The new study, conducted over 20 years by researchers at St. George's Hospital Medical School in London, is particularly important because it measured exposure to secondhand smoke from all sources - including in bars, restaurants, and other workplaces, as well as in the home - based on blood levels of a nicotine byproduct called cotinine. They found that high blood cotinine levels were associated with a 50 to 60 percent higher risk of coronary heart disease. Previous studies had estimated increased risk at 25 to 30 percent. The new study is one of the few that has sought to account for all sources of exposure to secondhand smoke, not just home exposure.
These findings add to already strong evidence that exposure to secondhand smoke increases the risk of heart disease in non- smokers. A study published in The British Medical Journal in April found that the number of heart attacks reported in Helena, Montana, fell by 40 percent during a six-month period in 2002 when the city's comprehensive smoke-free law was in effect (the law is on hold due to a legal challenge). Because of this and other evidence that even short-term exposure to secondhand smoke can trigger heart attacks, experts at the U.S. Centers for Disease Control and Prevention published a commentary in the same issue of The British Medical Journal that advised persons with heart disease to avoid indoor settings where smoking is allowed. The CDC estimates that secondhand smoke causes 35,000 heart disease deaths a year in the United States and expects to revise that estimate upward as a result of the Helena study.

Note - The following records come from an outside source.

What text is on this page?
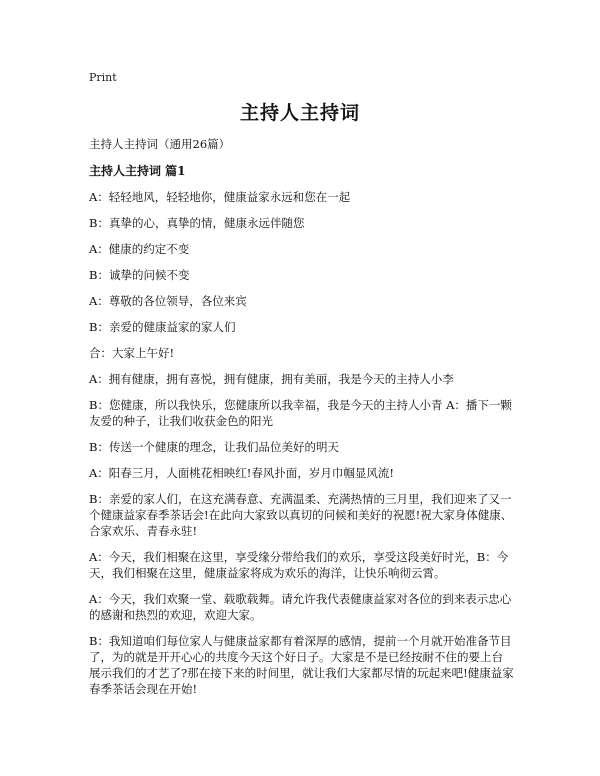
Print
主持人主持词

主持人主持词（通用26篇）

主持人主持词 篇1

A：轻轻地风，轻轻地你，健康益家永远和您在一起

B：真挚的心，真挚的情，健康永远伴随您

A：健康的约定不变

B：诚挚的问候不变

A：尊敬的各位领导，各位来宾

B：亲爱的健康益家的家人们

合：大家上午好!

A：拥有健康，拥有喜悦，拥有健康，拥有美丽，我是今天的主持人小李

B：您健康，所以我快乐，您健康所以我幸福，我是今天的主持人小青 A：播下一颗友爱的种子，让我们收获金色的阳光

B：传送一个健康的理念，让我们品位美好的明天

A：阳春三月，人面桃花相映红!春风扑面，岁月巾帼显风流!

B：亲爱的家人们，在这充满春意、充满温柔、充满热情的三月里，我们迎来了又一个健康益家春季茶话会!在此向大家致以真切的问候和美好的祝愿!祝大家身体健康、合家欢乐、青春永驻!

A：今天，我们相聚在这里，享受缘分带给我们的欢乐，享受这段美好时光，B：今天，我们相聚在这里，健康益家将成为欢乐的海洋，让快乐响彻云霄。

A：今天，我们欢聚一堂、载歌载舞。请允许我代表健康益家对各位的到来表示忠心的感谢和热烈的欢迎，欢迎大家。

B：我知道咱们每位家人与健康益家都有着深厚的感情，提前一个月就开始准备节目了，为的就是开开心心的共度今天这个好日子。大家是不是已经按耐不住的要上台展示我们的才艺了?那在接下来的时间里，就让我们大家都尽情的玩起来吧!健康益家春季茶话会现在开始!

There is an overwhelming scientific consensus that exposure to secondhand smoke causes disease, disability and death. Secondhand smoke contains over 4,000 chemicals and 69 known carcinogens, including formaldehyde, cyanide, arsenic, carbon monoxide, methane, benzene, and radioactive polonium 210. In addition to heart disease, secondhand smoke is proven to cause lung cancer and serious respiratory illnesses. A 2002 study by the International Agency for Research on Cancer of the World Health Organization concluded, "Nonsmokers are exposed to the same carcinogens as active smokers. The study found that even the typical levels of passive exposure have been shown to cause lung cancer" among people who have never smoked. Study's show that kids are especially vulnerable to other people's smoke, suffering more asthma, bronchitis, ear infections and other ailments.

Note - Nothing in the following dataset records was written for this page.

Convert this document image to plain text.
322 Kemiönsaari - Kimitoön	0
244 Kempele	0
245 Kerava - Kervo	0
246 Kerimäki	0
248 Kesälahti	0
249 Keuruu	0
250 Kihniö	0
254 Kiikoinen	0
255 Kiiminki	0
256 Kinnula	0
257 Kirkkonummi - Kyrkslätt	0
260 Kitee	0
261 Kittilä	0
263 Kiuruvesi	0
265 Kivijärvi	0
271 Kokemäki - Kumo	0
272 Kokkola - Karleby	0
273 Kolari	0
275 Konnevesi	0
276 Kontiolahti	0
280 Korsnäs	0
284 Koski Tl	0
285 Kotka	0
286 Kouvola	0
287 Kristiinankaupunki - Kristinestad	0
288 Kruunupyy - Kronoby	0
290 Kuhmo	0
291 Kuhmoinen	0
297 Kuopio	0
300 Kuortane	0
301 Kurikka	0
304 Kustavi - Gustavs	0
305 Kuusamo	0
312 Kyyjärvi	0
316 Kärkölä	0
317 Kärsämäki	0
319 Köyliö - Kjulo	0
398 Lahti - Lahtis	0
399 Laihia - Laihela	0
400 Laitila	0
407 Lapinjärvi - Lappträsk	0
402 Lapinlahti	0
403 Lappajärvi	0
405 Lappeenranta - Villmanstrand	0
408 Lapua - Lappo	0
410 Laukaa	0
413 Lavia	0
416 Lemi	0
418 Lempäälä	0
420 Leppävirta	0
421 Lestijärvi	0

The evidence is also clear that smoke-free workplace laws protect health without harming business. Numerous studies and economic data from the growing number of smoke-free states and communities across the country all show that smoke-free laws at worst have a neutral impact on the restaurant and bar business and may even have a positive impact. This evidence comes from newly smoke-free states and communities as diverse as New York City, El Paso, the states of Florida and Delaware, and Montgomery County, Maryland. Some of the strongest evidence comes from New York City, where a comprehensive report found that, in the year after the city's comprehensive smoke-free law took effect March 30, 2003, business receipts for restaurants and bars increased, employment rose, the number of liquor licenses increased, virtually all establishments are complying with the law, and the vast majority of New Yorkers support the law.
The growing evidence that secondhand smoke harms health, but smoke-free laws do not harm business, has spurred the growing, bipartisan momentum across the country to protect the public's right to breathe clean air.

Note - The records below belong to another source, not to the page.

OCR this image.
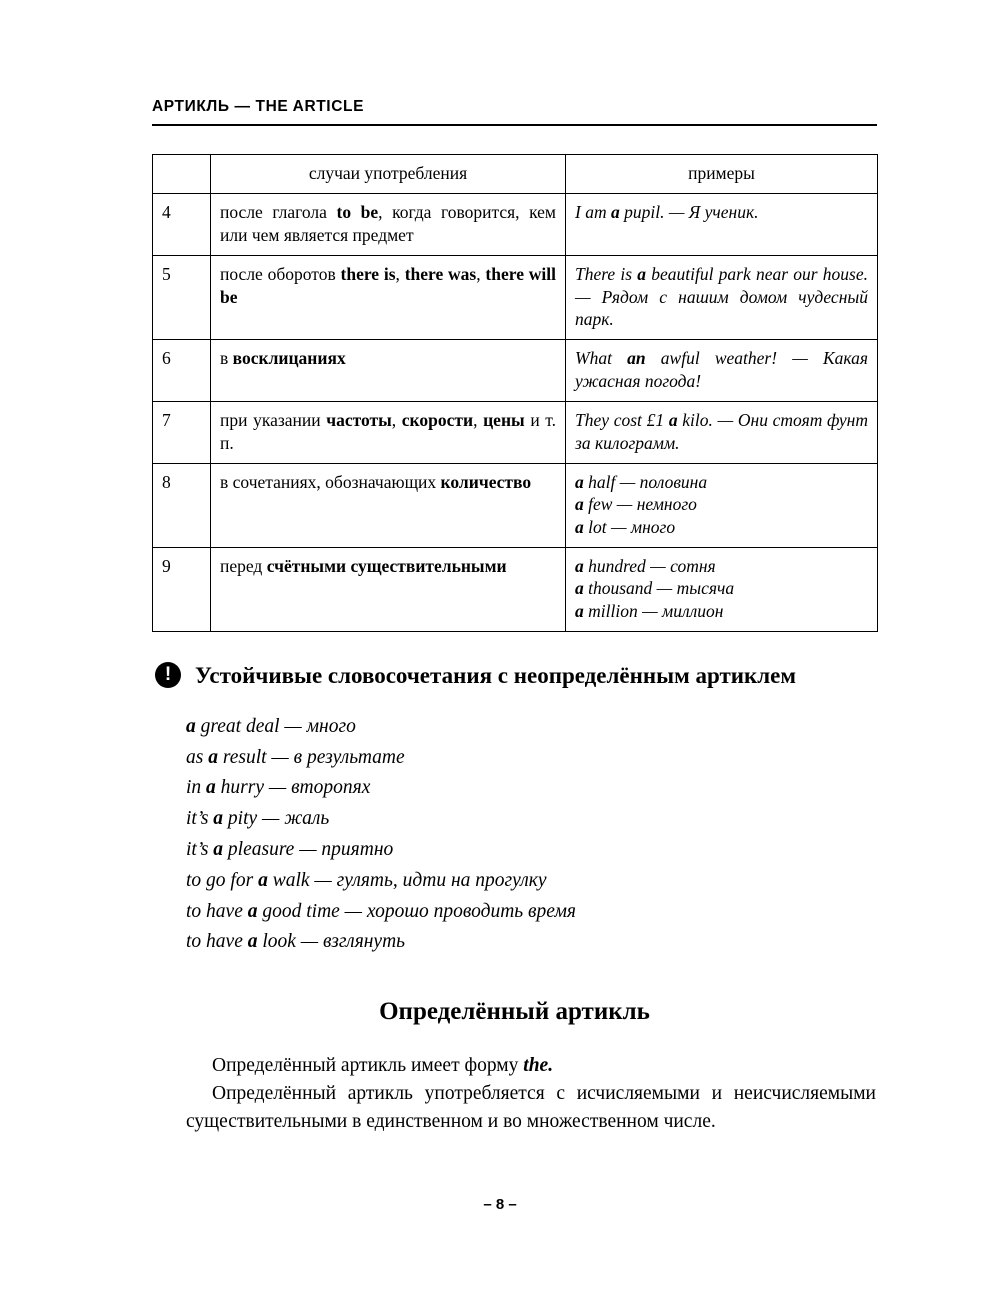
АРТИКЛЬ — THE ARTICLE
	случаи употребления	примеры
4	после глагола to be, когда говорится, кем или чем является предмет	I am a pupil. — Я ученик.
5	после оборотов there is, there was, there will be	There is a beautiful park near our house. — Рядом с нашим домом чудесный парк.
6	в восклицаниях	What an awful weather! — Какая ужасная погода!
7	при указании частоты, скорости, цены и т. п.	They cost £1 a kilo. — Они стоят фунт за килограмм.
8	в сочетаниях, обозначающих количество	a half — половина
a few — немного
a lot — много
9	перед счётными существительными	a hundred — сотня
a thousand — тысяча
a million — миллион
!	Устойчивые словосочетания с неопределённым артиклем
a great deal — много
as a result — в результате
in a hurry — второпях
it’s a pity — жаль
it’s a pleasure — приятно
to go for a walk — гулять, идти на прогулку
to have a good time — хорошо проводить время
to have a look — взглянуть
Определённый артикль
Определённый артикль имеет форму the.
Определённый артикль употребляется с исчисляемыми и неисчисляемыми существительными в единственном и во множественном числе.
– 8 –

Seven states - California, Connecticut, Delaware, Maine, New York, Massachusetts and Rhode Island - have now enacted comprehensive, statewide smoke-free laws. Florida, Idaho and Utah have passed smoke-free laws that exempt only stand-alone bars. A growing number of cities and counties across the country have taken action as well, including Columbus, Ohio, and Lincoln, Nebraska, just this week. There is simply no excuse for policymakers not to enact smoke-free workplace laws in every state and community.